SB 1240 — Summary (Substance Abuse and Mental Health Care)

Status & Sponsors
- Introduced Feb 12, 2025 (Sen. Calatayud; co‑sponsor added: Sen. Chris Balkema on May 30, 2025).
- Committee substitutes adopted (CS/CS/CS version reported favorably).
- Effective date (as enacted): July 1, 2025.

Purpose
SB 1240 makes multiple reforms to Florida’s mental health and substance‑use care system to (1) integrate the federal 988 Suicide & Crisis Lifeline into the state crisis response, (2) expand and streamline access to medication‑assisted treatment (MAT) for opioid use disorder, (3) strengthen training and standards for forensic mental‑health evaluations, and (4) revise duties and timeframes for facilities that receive patients under involuntary examination.

Key provisions
- 988 Lifeline integration and oversight
- Amends s. 394.4573, F.S., to add the 988 Suicide and Crisis Lifeline Call Center as a required component of the statewide crisis response system.
- Requires the Department of Children and Families (DCF) to authorize, regulate, and oversee Florida’s 988 program (state responsibility as federal grant funding is scheduled to end in 2026).

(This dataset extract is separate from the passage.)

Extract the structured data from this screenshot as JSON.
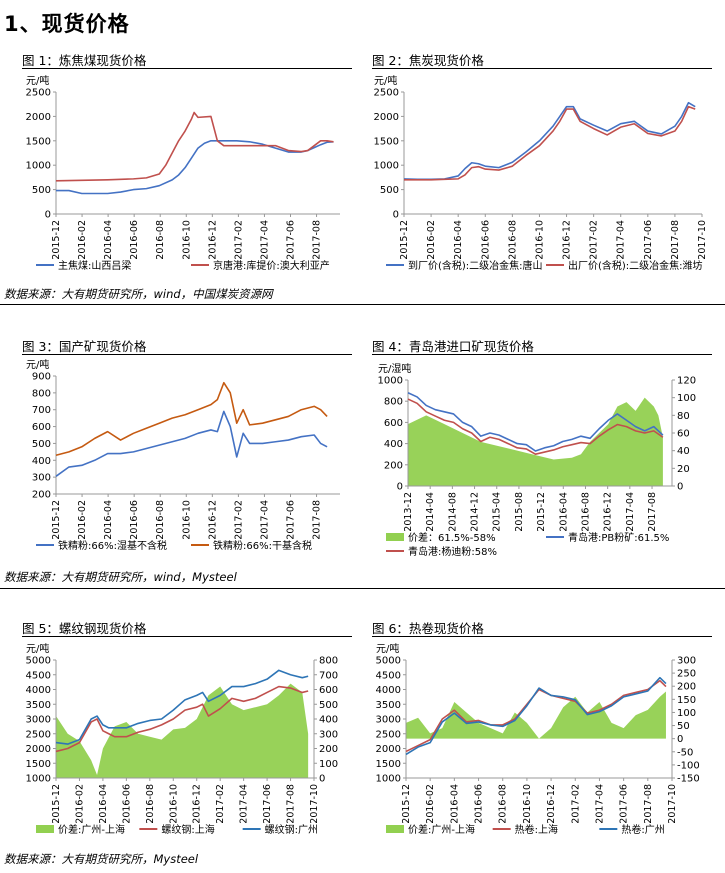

  • Medication‑Assisted Treatment (MAT)

    • Removes the statutory “needs assessment” requirement for licensure of MAT programs treating opioid addiction — effectively streamlining licensure for MAT providers.
  • Forensic evaluations and training

    • Establishes enhanced training standards and continuing education for mental‑health professionals conducting court‑appointed forensic evaluations (emphasis on competency restoration, evidence‑based practices, and consideration of placement alternatives).
    • Requires court‑appointed mental health experts to complete DCF‑approved forensic training and ongoing education.
  • Receiving facility duties and involuntary examination procedures

    • Clarifies and modifies timeframes and notice requirements when a patient undergoing involuntary examination stabilizes:
    • Extends the period within which a receiving facility must act from 12 to 24 hours after the attending physician documents stabilization or no emergency medical condition, clarifying the facility must either (a) examine and release the patient, or (b) accept for transfer (not necessarily complete the transfer).
    • Changes the notification window to the designated receiving facility from 2 hours to within 12 hours of patient stabilization.
    • Clarifies that if a physician determines a stabilized patient still poses a threat, the receiving facility is not required to release the patient (and a court may not order release solely because of a delayed transfer or late notification).
    • Requires mental‑health professionals to assess availability of community‑based treatment options before recommending involuntary hospitalization.

Who is affected
- DCF: new authority and regulatory responsibilities over 988 operations and training standards.
- 988 call centers and crisis providers: subject to state authorization, regulation, and oversight.
- MAT program applicants and providers: streamlined licensure process.
- Mental‑health professionals and court‑appointed forensic evaluators: new training/continuing education requirements and evaluative standards.
- Receiving facilities, hospitals, designated receiving facilities, patients under involuntary examination, law enforcement, and courts: altered duties, timeframes, and transfer/notification procedures.
- Patients and communities: greater emphasis on crisis response integration and community‑based alternatives before involuntary hospitalization.

Fiscal impact
- Analyses differ: some committee reports state no fiscal impact on state government or the private sector; later analyses list the fiscal impact as indeterminate. The bill assigns new regulatory and training responsibilities to DCF, and the state may incur implementation costs depending on how oversight and training are administered.

Procedural/timeline notes
- Multiple committee substitutes were adopted (CS/SB → CS/CS/SB → CS/CS/CS/SB 1240).
- The bill proceeded through Children, Families & Elder Affairs; Appropriations on Health & Human Services; and Rules committees.
- Effective date provided as July 1, 2025.

Related/companion
- Companion bill: HB 601.

Compiled from official sources — confirm details with the bill’s official record.